CT: We want to go back to hero Ted this year. And robots are cool. Apparently, if people say they don’t like that episode, then they don’t like robots and that makes you un-American. I’m just saying… Alan.
Outside man
After Barney and Robin broke up, Robin spent much of the season’s timeline in a relationship with co-worker Don, but she didn’t spend much time in actual episodes with him. I asked Thomas and Bays how they felt that storyline worked.
CT: I feel that ultimately we didn’t show enough of him to make people care as much as we needed to… I would have seen him a couple more times to make him land more.
CB: There were moments where we cut scenes he was in that we probably shouldn’t have cut, because we were trying to give more time to our guys.
CT: The journey of showing Robin become someone after half a decade, who would give up her career to go after love, I loved that. I loved showing Robin go somewhere… Maybe we didn’t make the audience care about Don enough.
A failed experiment
CB: Some of the episodes from last year were some of the best episodes we’ve ever done: “Girls vs. Suits,” I think “Dopplegangers” was one of our best ever. Last year was kind of an improv game. I don’t know if you remember, the opening shot of the season was a quote: “The only thing I know is I know nothing.” That was our little klarion call to ourselves, to see if we could let the show just unfold the way it unfolded. I think we were wrong to do that. We ignored that part of us that are planners by nature. It suffered, structurally.

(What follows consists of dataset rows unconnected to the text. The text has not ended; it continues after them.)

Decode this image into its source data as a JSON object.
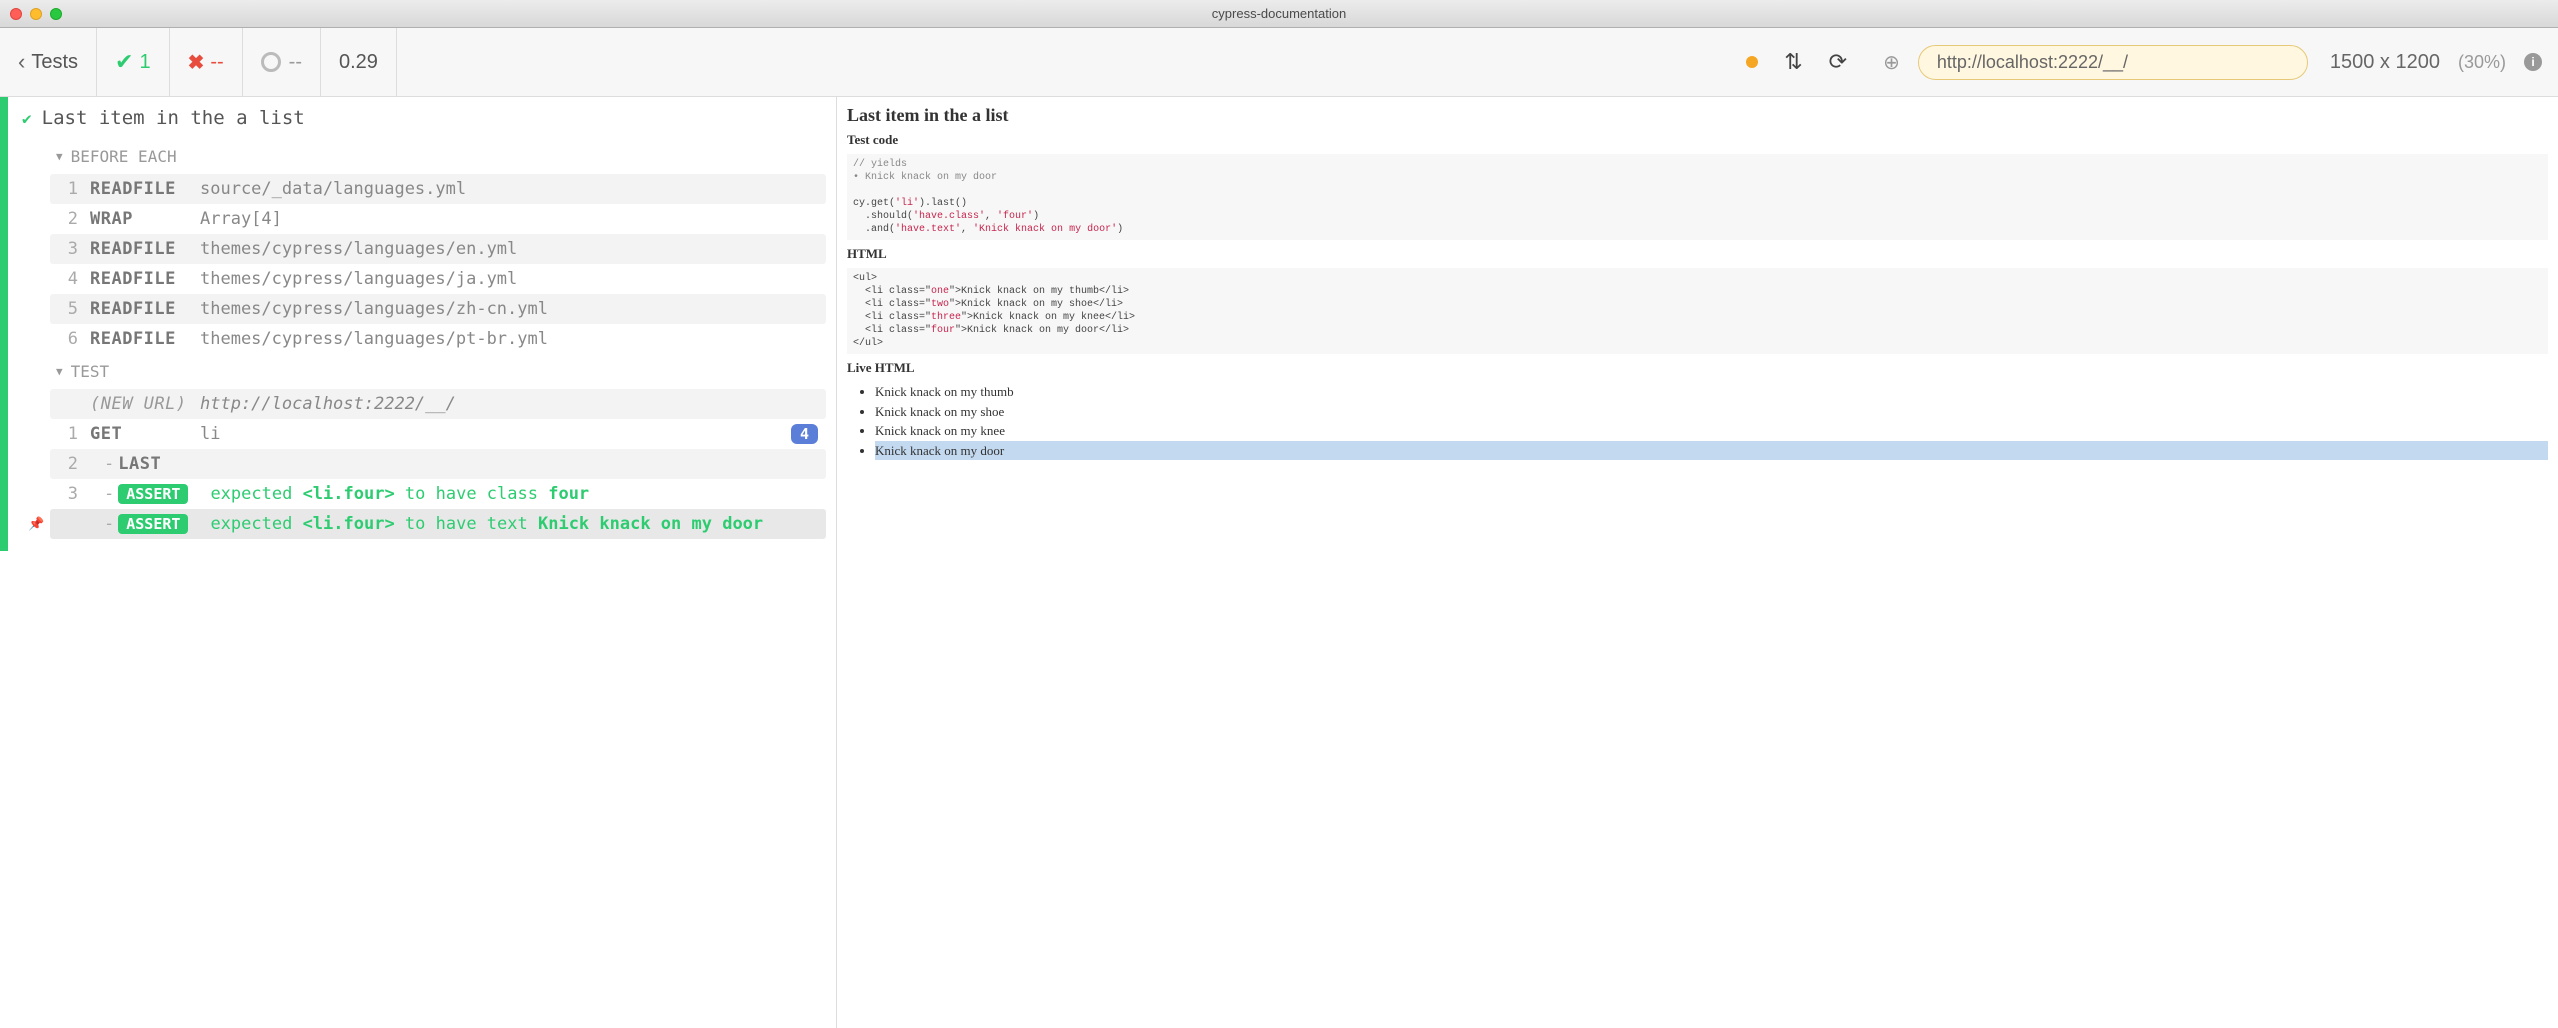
{
  "window_title": "cypress-documentation",
  "header": {
    "back_label": "Tests",
    "passed": "1",
    "failed": "--",
    "pending": "--",
    "duration": "0.29"
  },
  "urlbar": {
    "url": "http://localhost:2222/__/",
    "viewport": "1500 x 1200",
    "zoom": "(30%)"
  },
  "test": {
    "title": "Last item in the a list"
  },
  "sections": {
    "before_each": "BEFORE EACH",
    "test": "TEST"
  },
  "before_commands": [
    {
      "num": "1",
      "name": "READFILE",
      "msg": "source/_data/languages.yml"
    },
    {
      "num": "2",
      "name": "WRAP",
      "msg": "Array[4]"
    },
    {
      "num": "3",
      "name": "READFILE",
      "msg": "themes/cypress/languages/en.yml"
    },
    {
      "num": "4",
      "name": "READFILE",
      "msg": "themes/cypress/languages/ja.yml"
    },
    {
      "num": "5",
      "name": "READFILE",
      "msg": "themes/cypress/languages/zh-cn.yml"
    },
    {
      "num": "6",
      "name": "READFILE",
      "msg": "themes/cypress/languages/pt-br.yml"
    }
  ],
  "test_commands": {
    "new_url_label": "(NEW URL)",
    "new_url": "http://localhost:2222/__/",
    "get_num": "1",
    "get_name": "GET",
    "get_msg": "li",
    "get_count": "4",
    "last_num": "2",
    "last_name": "LAST",
    "assert1_num": "3",
    "assert1_msg_pre": "expected ",
    "assert1_subject": "<li.four>",
    "assert1_mid": " to have class ",
    "assert1_val": "four",
    "assert2_msg_pre": "expected ",
    "assert2_subject": "<li.four>",
    "assert2_mid": " to have text ",
    "assert2_val": "Knick knack on my door",
    "assert_label": "ASSERT"
  },
  "aut": {
    "h2": "Last item in the a list",
    "test_code_h": "Test code",
    "test_code_lines": {
      "c1": "// yields",
      "c2": "• Knick knack on my door",
      "l1": "cy.get(",
      "s1": "'li'",
      "l1b": ").last()",
      "l2": "  .should(",
      "s2": "'have.class'",
      "l2b": ", ",
      "s3": "'four'",
      "l2c": ")",
      "l3": "  .and(",
      "s4": "'have.text'",
      "l3b": ", ",
      "s5": "'Knick knack on my door'",
      "l3c": ")"
    },
    "html_h": "HTML",
    "html_lines": {
      "open": "<ul>",
      "li1a": "  <li class=\"",
      "li1cls": "one",
      "li1b": "\">Knick knack on my thumb</li>",
      "li2a": "  <li class=\"",
      "li2cls": "two",
      "li2b": "\">Knick knack on my shoe</li>",
      "li3a": "  <li class=\"",
      "li3cls": "three",
      "li3b": "\">Knick knack on my knee</li>",
      "li4a": "  <li class=\"",
      "li4cls": "four",
      "li4b": "\">Knick knack on my door</li>",
      "close": "</ul>"
    },
    "live_h": "Live HTML",
    "live_items": [
      "Knick knack on my thumb",
      "Knick knack on my shoe",
      "Knick knack on my knee",
      "Knick knack on my door"
    ]
  }
}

CT: Some of our best “standalone” episodes like “The Bro Code” or “The Pineapple Incident,” these sort of catchy episodes, they all came from an emotional arc. “The Bro Code” came from the fact that Ted and Barney were having a real intense friendship breakup. That was embedded within an arc. I think we write our best catchy, gimmicky episodes while being deep within an arc. And we forgot that. I really liked the episode “The Perfect Week” last year, but looking back at it, we had to create false stakes, that Barney might lose his job. Whereas “The Bro Code” had a really significant series arc that it was borne out of, and we didn’t have to invent something to make it matter. That was a good lesson that I feel we learned this season.
Thomas then explains that this approach is called “schmuck-bait… it’s a sitcom writer room term for when you create false tension.”
CB: There are three or four big stories going on that are drawn from real things happening to the writers and people we know.
CT: This year’s going to be a lot of writing from real life. I hope no one throws the word “sitcommy” at us after season six.